Em 1923, Cecil B. DeMille, o principal responsável pela popularização do gênero épico bíblico, concretiza um sonho muito ousado ao escrever, produzir e dirigir a primeira versão cinematográfica de Os Dez Mandamentos. A primeira metade desse filme mudo conta a história de Moisés e termina com os acontecimentos referentes ao recebimento dos dez mandamentos. O restante do filme é uma história a respeito de dois irmãos que vivem no século XX. Um irmão honra os dez mandamentos, enquanto o outro os ignora e sofre com consequencias desastrosas.  Os cenários para filmagem  das cenas que se passam  no Egito foram beseados em descobertas arqueológicas recentes, incluindo a da tumba do faraó Tuntankamon.  DeMile contou com um grande elenco  e fez um uso brilhante de efeitos especiais. Com o intuito de despertar mais o publico para assistir o filme, ele incluiu cenas de orgias  mostrando corpos seminus, algo que acabou relativamente aceitável naquela época por causa do contexto em que estas foram inseridas. O filme trouxe legados em muitos aspectos e acabou influenciando fortemente muitos outros épicos bíblicos que ainda viriam.

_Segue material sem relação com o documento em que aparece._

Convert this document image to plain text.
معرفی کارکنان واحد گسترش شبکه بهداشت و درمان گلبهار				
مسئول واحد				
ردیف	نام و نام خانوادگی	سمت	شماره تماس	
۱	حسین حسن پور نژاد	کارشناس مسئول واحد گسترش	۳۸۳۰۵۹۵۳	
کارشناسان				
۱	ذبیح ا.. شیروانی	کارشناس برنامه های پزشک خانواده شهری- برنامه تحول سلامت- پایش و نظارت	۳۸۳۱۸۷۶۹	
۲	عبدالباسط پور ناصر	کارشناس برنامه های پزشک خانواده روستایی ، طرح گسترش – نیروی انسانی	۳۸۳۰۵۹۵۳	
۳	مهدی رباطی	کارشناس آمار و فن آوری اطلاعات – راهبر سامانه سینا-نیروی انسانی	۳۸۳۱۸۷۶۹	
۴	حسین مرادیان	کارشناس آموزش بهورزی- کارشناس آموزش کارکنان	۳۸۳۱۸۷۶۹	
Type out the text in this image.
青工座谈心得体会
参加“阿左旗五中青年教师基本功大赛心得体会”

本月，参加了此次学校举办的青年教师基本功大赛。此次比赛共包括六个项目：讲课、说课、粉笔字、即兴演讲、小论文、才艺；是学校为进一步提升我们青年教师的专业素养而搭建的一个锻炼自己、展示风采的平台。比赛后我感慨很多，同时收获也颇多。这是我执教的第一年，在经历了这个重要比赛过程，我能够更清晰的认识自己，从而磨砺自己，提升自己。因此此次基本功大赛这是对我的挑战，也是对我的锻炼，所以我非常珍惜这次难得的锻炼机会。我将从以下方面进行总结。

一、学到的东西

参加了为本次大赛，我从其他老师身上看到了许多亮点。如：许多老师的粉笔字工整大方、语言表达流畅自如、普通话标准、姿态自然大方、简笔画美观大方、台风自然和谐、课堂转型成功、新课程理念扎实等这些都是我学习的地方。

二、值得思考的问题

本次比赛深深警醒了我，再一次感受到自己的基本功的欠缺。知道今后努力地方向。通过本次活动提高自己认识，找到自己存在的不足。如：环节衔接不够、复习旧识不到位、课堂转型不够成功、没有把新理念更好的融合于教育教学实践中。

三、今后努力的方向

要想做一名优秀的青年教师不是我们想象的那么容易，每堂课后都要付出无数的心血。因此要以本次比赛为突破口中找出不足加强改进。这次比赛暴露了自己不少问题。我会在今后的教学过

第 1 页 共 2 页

 Encorajado pelo sucesso de Os Dez Mandamentos, DeMille lançou em 1927 “O Rei dos Reis”, um filme sobre a vida de Jesus. Sem efeitos especiais eletrônicos na época, o filme brilhantemente representa os milagres de Jesus usando truques manuais de luzes e sombras.  Tal obra viria a ser tão duradoura que, diferente de muitos outros filmes, manteve-se um sucesso razoável por décadas, levando  DeMille a não optar por sua refilmagem. Este filme ganhou uma versão sonorizada nos anos 30.